|
|
|
|
|
by RandomLensman
985 days ago
|
|
Get it to explain something, lets say dynamic hedging for derivatives, and then ask it to explain how to exactly hedge something specific. Or describe some physical situation with a quirk and then let to derive the implications. Someone on HN had an example of asking to imagine entropy working in reverse in a cup of coffee with sugar dissolved. While it discussed sugar spontaneously forming crystals and other things, it never considered what the water would do, for example, let alone bigger issues such as if even the existence of water works etc. Again, humans are often poor at these things, too, but if it had "mechanized" reasoning capabilities instead of "replicative" ones (i.e., just repeating stuff), I would expect it to do generally better. |
|
I find these questions generally poor at gauging anything when people haven't given them to a representative sample of people first as a benchmark.
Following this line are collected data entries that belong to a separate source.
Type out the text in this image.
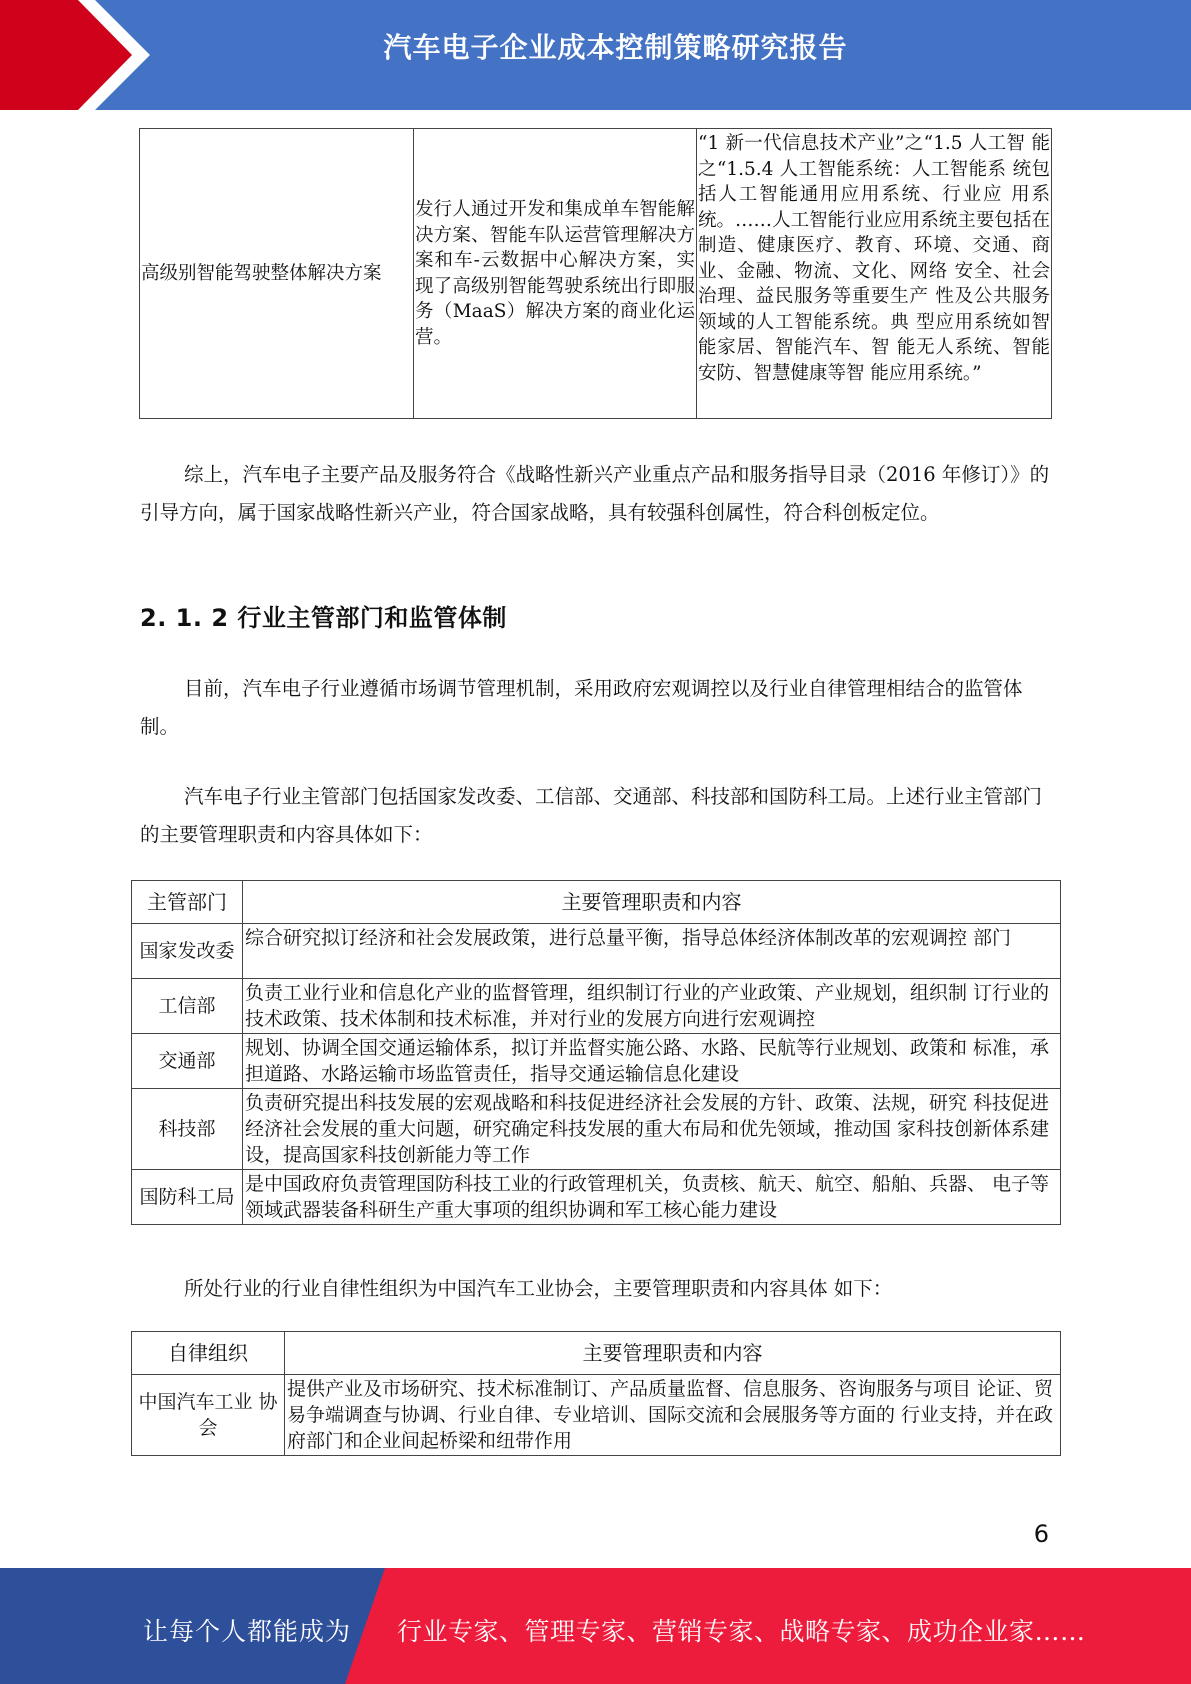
汽车电子企业成本控制策略研究报告
高级别智能驾驶整体解决方案	发行人通过开发和集成单车智能解决方案、智能车队运营管理解决方案和车-云数据中心解决方案，实现了高级别智能驾驶系统出行即服务（MaaS）解决方案的商业化运营。	“1 新一代信息技术产业”之“1.5 人工智 能之“1.5.4 人工智能系统：人工智能系 统包括人工智能通用应用系统、行业应 用系统。……人工智能行业应用系统主要包括在制造、健康医疗、教育、环境、交通、商业、金融、物流、文化、网络 安全、社会治理、益民服务等重要生产 性及公共服务领域的人工智能系统。典 型应用系统如智能家居、智能汽车、智 能无人系统、智能安防、智慧健康等智 能应用系统。”

综上，汽车电子主要产品及服务符合《战略性新兴产业重点产品和服务指导目录（2016 年修订）》的引导方向，属于国家战略性新兴产业，符合国家战略，具有较强科创属性，符合科创板定位。

2. 1. 2 行业主管部门和监管体制

目前，汽车电子行业遵循市场调节管理机制，采用政府宏观调控以及行业自律管理相结合的监管体制。

汽车电子行业主管部门包括国家发改委、工信部、交通部、科技部和国防科工局。上述行业主管部门的主要管理职责和内容具体如下：

主管部门	主要管理职责和内容
国家发改委	综合研究拟订经济和社会发展政策，进行总量平衡，指导总体经济体制改革的宏观调控 部门
工信部	负责工业行业和信息化产业的监督管理，组织制订行业的产业政策、产业规划，组织制 订行业的技术政策、技术体制和技术标准，并对行业的发展方向进行宏观调控
交通部	规划、协调全国交通运输体系，拟订并监督实施公路、水路、民航等行业规划、政策和 标准，承担道路、水路运输市场监管责任，指导交通运输信息化建设
科技部	负责研究提出科技发展的宏观战略和科技促进经济社会发展的方针、政策、法规，研究 科技促进经济社会发展的重大问题，研究确定科技发展的重大布局和优先领域，推动国 家科技创新体系建设，提高国家科技创新能力等工作
国防科工局	是中国政府负责管理国防科技工业的行政管理机关，负责核、航天、航空、船舶、兵器、 电子等领域武器装备科研生产重大事项的组织协调和军工核心能力建设

所处行业的行业自律性组织为中国汽车工业协会，主要管理职责和内容具体 如下：

自律组织	主要管理职责和内容
中国汽车工业 协会	提供产业及市场研究、技术标准制订、产品质量监督、信息服务、咨询服务与项目 论证、贸易争端调查与协调、行业自律、专业培训、国际交流和会展服务等方面的 行业支持，并在政府部门和企业间起桥梁和纽带作用
6
让每个人都能成为 行业专家、管理专家、营销专家、战略专家、成功企业家……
Consider that not long ago there was a tedious trend of people posting "difficult" questions of orders of operations involving basic arithmetic, and a significant proportion of people in the threads would continue to belabour and argue for the wrong result even after having been told in excruciating detail how to apply the rules. In other words: I think people here tend to massively overestimate the reasoning ability of the average person.
E.g. to the example questions here, I'd bet the average person can't give a satisfactory definition of entropy, much less be able to tell what it does "forwards" before even considering "reverse". So why would we treat this as a benchmark of whether or not an LLM can reason?